With the overwhelming demand for so called "miracle pills" to aide in weight loss, Vivus and two other small companies were in the running for creating an approved drug. Vivus maintained the top spot with test results boasting of more than 10% loss in total body mass on average, while currently marketed drugs only maintain a loss of about 5%. That all changed in July when Qnexa took a hard hit from the FDA who voted against the drug's approval 10-6. Reasons for the panel's decision were speculations that the drug was responsible for a number of side effects such as heart palpitations, birth defects, suicidal thoughts, and lapses in memory. According to doctors, the need for weight-loss drugs is high, especially with obsesity and diabetes rates rising on a global scale.
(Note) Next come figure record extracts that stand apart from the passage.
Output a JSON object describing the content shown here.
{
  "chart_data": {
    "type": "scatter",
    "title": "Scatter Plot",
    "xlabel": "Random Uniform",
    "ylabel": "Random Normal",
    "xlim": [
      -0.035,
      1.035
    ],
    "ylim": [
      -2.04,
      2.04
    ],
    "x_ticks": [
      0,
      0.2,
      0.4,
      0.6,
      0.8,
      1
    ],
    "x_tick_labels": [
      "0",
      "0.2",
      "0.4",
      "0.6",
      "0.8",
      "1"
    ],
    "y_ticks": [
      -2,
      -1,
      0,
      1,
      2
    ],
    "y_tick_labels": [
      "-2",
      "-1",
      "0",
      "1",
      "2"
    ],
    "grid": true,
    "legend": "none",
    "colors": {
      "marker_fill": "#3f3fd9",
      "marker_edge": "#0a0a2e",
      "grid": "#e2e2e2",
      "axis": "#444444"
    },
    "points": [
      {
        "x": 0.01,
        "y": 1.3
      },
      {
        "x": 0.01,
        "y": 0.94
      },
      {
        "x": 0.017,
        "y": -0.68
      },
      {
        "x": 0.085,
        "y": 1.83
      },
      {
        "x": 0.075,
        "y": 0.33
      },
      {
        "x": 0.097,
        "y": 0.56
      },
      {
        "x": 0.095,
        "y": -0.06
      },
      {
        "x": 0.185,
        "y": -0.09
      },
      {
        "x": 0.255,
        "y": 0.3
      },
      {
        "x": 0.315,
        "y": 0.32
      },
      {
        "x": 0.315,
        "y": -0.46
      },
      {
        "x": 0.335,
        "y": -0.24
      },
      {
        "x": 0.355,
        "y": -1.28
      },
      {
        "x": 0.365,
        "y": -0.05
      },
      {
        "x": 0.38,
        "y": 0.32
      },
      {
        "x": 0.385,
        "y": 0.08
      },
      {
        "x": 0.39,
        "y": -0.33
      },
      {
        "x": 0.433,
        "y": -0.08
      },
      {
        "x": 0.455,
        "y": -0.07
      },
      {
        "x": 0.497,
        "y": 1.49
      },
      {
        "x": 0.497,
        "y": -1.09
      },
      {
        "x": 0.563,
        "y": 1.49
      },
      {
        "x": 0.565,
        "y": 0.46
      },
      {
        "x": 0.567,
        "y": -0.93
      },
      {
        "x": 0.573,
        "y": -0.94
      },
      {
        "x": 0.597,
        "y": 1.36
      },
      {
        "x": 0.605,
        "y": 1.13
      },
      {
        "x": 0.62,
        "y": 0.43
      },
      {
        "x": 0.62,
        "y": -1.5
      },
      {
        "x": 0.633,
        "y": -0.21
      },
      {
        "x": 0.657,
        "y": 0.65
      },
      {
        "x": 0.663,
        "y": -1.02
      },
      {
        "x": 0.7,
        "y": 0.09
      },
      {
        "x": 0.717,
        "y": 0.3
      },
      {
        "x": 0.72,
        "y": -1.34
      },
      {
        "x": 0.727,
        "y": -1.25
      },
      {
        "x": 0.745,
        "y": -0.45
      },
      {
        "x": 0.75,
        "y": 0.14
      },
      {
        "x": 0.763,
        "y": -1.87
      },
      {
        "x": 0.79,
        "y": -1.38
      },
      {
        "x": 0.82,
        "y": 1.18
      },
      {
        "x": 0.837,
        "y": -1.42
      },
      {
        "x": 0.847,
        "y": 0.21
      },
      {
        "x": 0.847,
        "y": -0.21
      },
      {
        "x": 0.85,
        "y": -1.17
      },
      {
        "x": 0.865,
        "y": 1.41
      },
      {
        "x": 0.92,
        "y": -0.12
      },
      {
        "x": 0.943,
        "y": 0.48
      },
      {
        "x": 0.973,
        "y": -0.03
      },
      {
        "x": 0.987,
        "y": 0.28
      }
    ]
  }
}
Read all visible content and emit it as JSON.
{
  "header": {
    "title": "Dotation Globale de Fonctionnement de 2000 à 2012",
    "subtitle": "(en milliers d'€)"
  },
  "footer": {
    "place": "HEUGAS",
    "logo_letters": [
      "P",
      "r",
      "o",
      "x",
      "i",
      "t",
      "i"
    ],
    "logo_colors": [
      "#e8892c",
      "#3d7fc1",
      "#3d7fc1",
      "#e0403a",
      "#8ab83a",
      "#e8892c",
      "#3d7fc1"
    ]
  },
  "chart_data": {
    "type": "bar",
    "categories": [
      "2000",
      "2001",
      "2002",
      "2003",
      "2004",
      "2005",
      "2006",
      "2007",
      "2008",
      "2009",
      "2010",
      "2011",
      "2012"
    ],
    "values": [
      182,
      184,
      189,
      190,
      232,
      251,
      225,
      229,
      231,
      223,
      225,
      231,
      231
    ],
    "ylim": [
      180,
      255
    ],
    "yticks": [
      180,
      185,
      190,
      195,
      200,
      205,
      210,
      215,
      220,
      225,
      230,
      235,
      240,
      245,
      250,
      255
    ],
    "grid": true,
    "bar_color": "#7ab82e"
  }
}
They also acknowledge that this drug class is not without a history of safety issues.
The FDA's ruling against Qnexa could possibly have an adverse effect on the industry as a whole. Dr. Tim Garvey of the University of Alabama states, "If there isn't any kind of path forward for this drug, I think it is going to shut down all obesity drug devleopment for a decade." Garvey has conducted two of the trials for Qnexa as well as consulting for Vivus. The company is still holding onto hope for approval of Qnexa, stating that they would submit more details at the FDA's request.
Qnexa is the second drug for weight-loss to be rejected by the FDA in the past week.